Furthermore, the requirement to provide accurate details about the property, placed the onus on the Agent to satisfy themselves through making reasonable checks that the garage being marketed with the property was the correct garage. Given that the notes showed that the Seller was initially unable to provide them with a key, should have placed them on notice that further checks were required before marketing commenced.

TPO agents are expected to carry out these types of checks in the respect of allocated parking spaces to enable them to accurately disclose material information to potential buyers, especially as it is not uncommon for sellers to mistakenly convey incorrect information. As the Seller was not the previous owner of the Property, had not initially provided a key and was not necessarily entirely familiar with the location of the garage, the adjudicator considered that the same obligations applied.

Had the Agent taken steps such as requesting to check the title plan before marketing then it was reasonable to conclude that they would have been aware from the outset that the garage was located second on the right; they would have then accurately pointed out the location of the garage to all interested parties who viewed the Property  and, it is reasonable to conclude with hindsight, there would never have been even an attempt to open the incorrect garage door.
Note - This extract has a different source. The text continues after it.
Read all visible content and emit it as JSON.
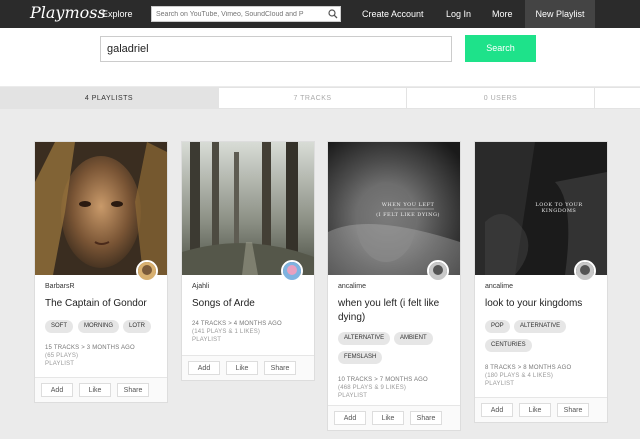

To reach a determination with any degree of certainty over this dispute and decide who should be held responsible for this extraordinary and seemingly unlikely situation from occurring was not straightforward. Ultimately, neither the Agent nor the Buyers could have reasonably foreseen the events which were to follow. Furthermore, it would also be slightly unfair to fully point the responsibility for the situation at the Seller as he had not resided at the Property, and so may not have been familiar with the location of the garage, and, too, was entitled to expect that the key in his possession would only open one door in the row of garages, if he had, indeed, informed the Agent incorrectly about the location of the garage, as the Agent had claimed. Of course, the party which was not at fault was the Neighbours, yet they were the party which had seemingly born the majority of the consequences of this situation occurring.

While it was accepted that the Agent was entitled to believe that the garage door which the key opened was the correct one, it was clear that there were certain reasonable steps they could have taken prior to marketing commencing which would likely have prevented the subsequent series of events from occurring. In any event, the adjudicator considered the goodwill offer which the Agent had made to the Buyers reasonably reflected the avoidable aggravation caused to the Buyers. As such, an award of £300 was made to the Buyers.

To resolve the Neighbours complaint, an award of £500 was made. Whilst the Neighbours were claiming ‘thousands’ in respect of valuable and sentimental items, no evidence was provided of the specific items lost and their value. There was also no evidence provided of whether the items were covered under the Neighbours’ insurance arrangements. The adjudicator considered that a strong element of misfortune had occurred which meant it would have been unfair to hold the Agent entirely responsible for the purported financial loss. As such, the £500 award covered the aggravation, inconvenience and distress caused to the Neighbours.

Both the Buyers and Neighbours accepted the outcome and their disputes were resolved.